We report here our experience of Meckel’s scan and the usefulness of the H2 antagonist ranitidine for improving the test’s sensitivity in children with suspected false-negative results. Two children who received an appropriate dose of ranitidine prior to the Meckel’s scan were successfully diagnosed after failure of the conventional method. Either intravenous administration of 1 mg/kg every 8 h or oral administration of 150 mg twice daily for 24 h before Meckel’s scan has been shown to be effective. Failure to identify a Meckel’s diverticulum (with HGM) in one patient may have been caused by the child’s receiving an inadequate dose of ranitidine (0.5 mg/kg/dose) [5]. In our experience, conventional Meckel’s scan combined with ranitidine enhancement can detect 87.5% of HGM-containing Meckel’s diverticula. Although it could be argued that our findings are consistent with performing sequential scans, it is difficult to attribute the perceived increase in the test’s sensitivity to anything but pretreatment with an H2 antagonist, as barium studies were not performed in any of the patients with HGM and the size of the HGM was constant between tests. The technique used to perform each study did not vary, and interpretation was provided by the same physicians. Because data of the HGM size were unavailable, we cannot comment on the role of the amount of HGM.

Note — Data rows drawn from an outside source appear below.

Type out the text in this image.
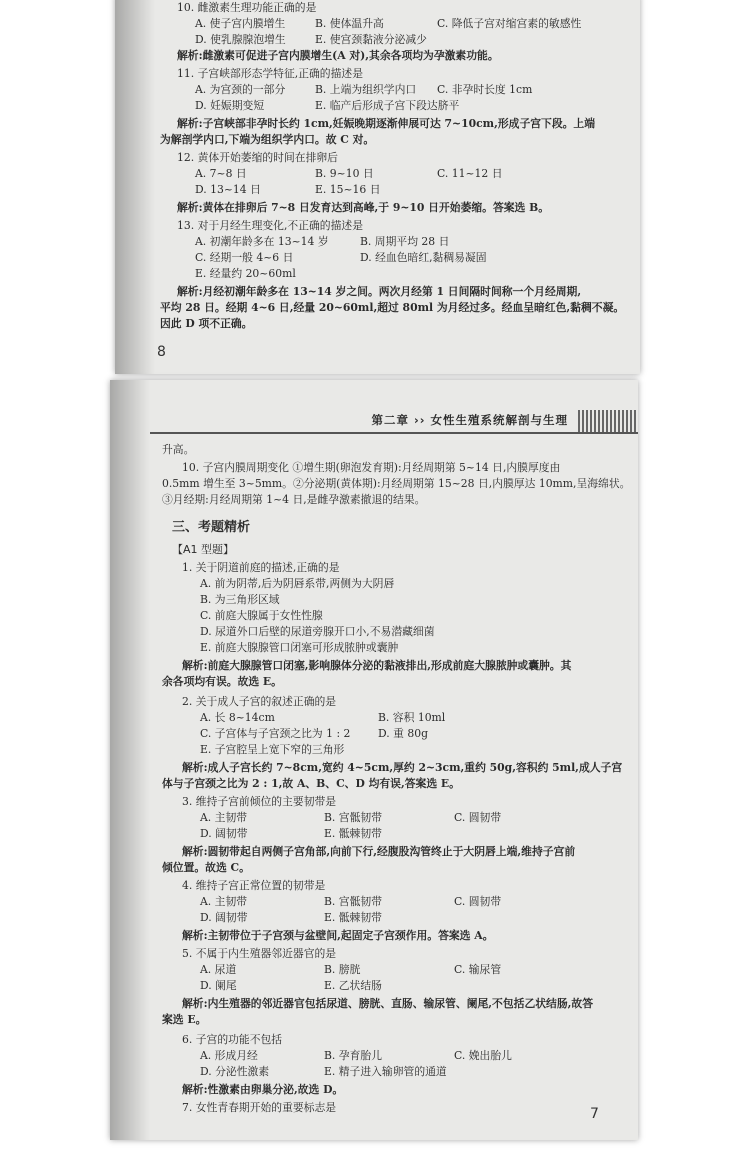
10. 雌激素生理功能正确的是
A. 使子宫内膜增生	B. 使体温升高	C. 降低子宫对缩宫素的敏感性
D. 使乳腺腺泡增生	E. 使宫颈黏液分泌减少
解析:雌激素可促进子宫内膜增生(A 对),其余各项均为孕激素功能。
11. 子宫峡部形态学特征,正确的描述是
A. 为宫颈的一部分	B. 上端为组织学内口 C. 非孕时长度 1cm
D. 妊娠期变短	E. 临产后形成子宫下段达脐平
解析:子宫峡部非孕时长约 1cm,妊娠晚期逐渐伸展可达 7~10cm,形成子宫下段。上端
为解剖学内口,下端为组织学内口。故 C 对。
12. 黄体开始萎缩的时间在排卵后
A. 7~8 日	B. 9~10 日	C. 11~12 日
D. 13~14 日	E. 15~16 日
解析:黄体在排卵后 7~8 日发育达到高峰,于 9~10 日开始萎缩。答案选 B。
13. 对于月经生理变化,不正确的描述是
A. 初潮年龄多在 13~14 岁	B. 周期平均 28 日
C. 经期一般 4~6 日	D. 经血色暗红,黏稠易凝固
E. 经量约 20~60ml
解析:月经初潮年龄多在 13~14 岁之间。两次月经第 1 日间隔时间称一个月经周期,
平均 28 日。经期 4~6 日,经量 20~60ml,超过 80ml 为月经过多。经血呈暗红色,黏稠不凝。
因此 D 项不正确。
8
第二章 ›› 女性生殖系统解剖与生理
升高。
10. 子宫内膜周期变化 ①增生期(卵泡发育期):月经周期第 5~14 日,内膜厚度由
0.5mm 增生至 3~5mm。②分泌期(黄体期):月经周期第 15~28 日,内膜厚达 10mm,呈海绵状。
③月经期:月经周期第 1~4 日,是雌孕激素撤退的结果。
三、考题精析
【A1 型题】
1. 关于阴道前庭的描述,正确的是
A. 前为阴蒂,后为阴唇系带,两侧为大阴唇
B. 为三角形区域
C. 前庭大腺属于女性性腺
D. 尿道外口后壁的尿道旁腺开口小,不易潜藏细菌
E. 前庭大腺腺管口闭塞可形成脓肿或囊肿
解析:前庭大腺腺管口闭塞,影响腺体分泌的黏液排出,形成前庭大腺脓肿或囊肿。其
余各项均有误。故选 E。
2. 关于成人子宫的叙述正确的是
A. 长 8~14cm	B. 容积 10ml
C. 子宫体与子宫颈之比为 1 : 2	D. 重 80g
E. 子宫腔呈上宽下窄的三角形
解析:成人子宫长约 7~8cm,宽约 4~5cm,厚约 2~3cm,重约 50g,容积约 5ml,成人子宫
体与子宫颈之比为 2 : 1,故 A、B、C、D 均有误,答案选 E。
3. 维持子宫前倾位的主要韧带是
A. 主韧带	B. 宫骶韧带	C. 圆韧带
D. 阔韧带	E. 骶棘韧带
解析:圆韧带起自两侧子宫角部,向前下行,经腹股沟管终止于大阴唇上端,维持子宫前
倾位置。故选 C。
4. 维持子宫正常位置的韧带是
A. 主韧带	B. 宫骶韧带	C. 圆韧带
D. 阔韧带	E. 骶棘韧带
解析:主韧带位于子宫颈与盆壁间,起固定子宫颈作用。答案选 A。
5. 不属于内生殖器邻近器官的是
A. 尿道	B. 膀胱	C. 输尿管
D. 阑尾	E. 乙状结肠
解析:内生殖器的邻近器官包括尿道、膀胱、直肠、输尿管、阑尾,不包括乙状结肠,故答
案选 E。
6. 子宫的功能不包括
A. 形成月经	B. 孕育胎儿	C. 娩出胎儿
D. 分泌性激素	E. 精子进入输卵管的通道
解析:性激素由卵巢分泌,故选 D。
7. 女性青春期开始的重要标志是	7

In summary, our findings would support the use of priming with an H2 antagonist before performing a 99m technetium pertechnetate scan, so as to increase the sensitivity of this diagnostic test that is both expensive and involves exposing the patient to radiation. However, our data do need to be cautiously interpreted within the limitations of a retrospective study. A large multicentre trial is required to definitively assess the effect of pretreatment with an H2 antagonist on the sensitivity of a Meckel’s scan.

Because there is significant prevalence of a false-negative Meckel’s scan, and because of the frequent use and acceptance of ranitidine as a safe medication, we suggest that ranitidine-enhanced 99m technetium pertechnetate imaging should be performed for the diagnosis of Meckel’s diverticulum, especially if suspected in a patient after a failed conventional scan. Ranitidine, either 1 mg/kg intravenously every 8 h or 150 mg orally every 12 h for 24 h prior to Meckel’s scan, is recommended.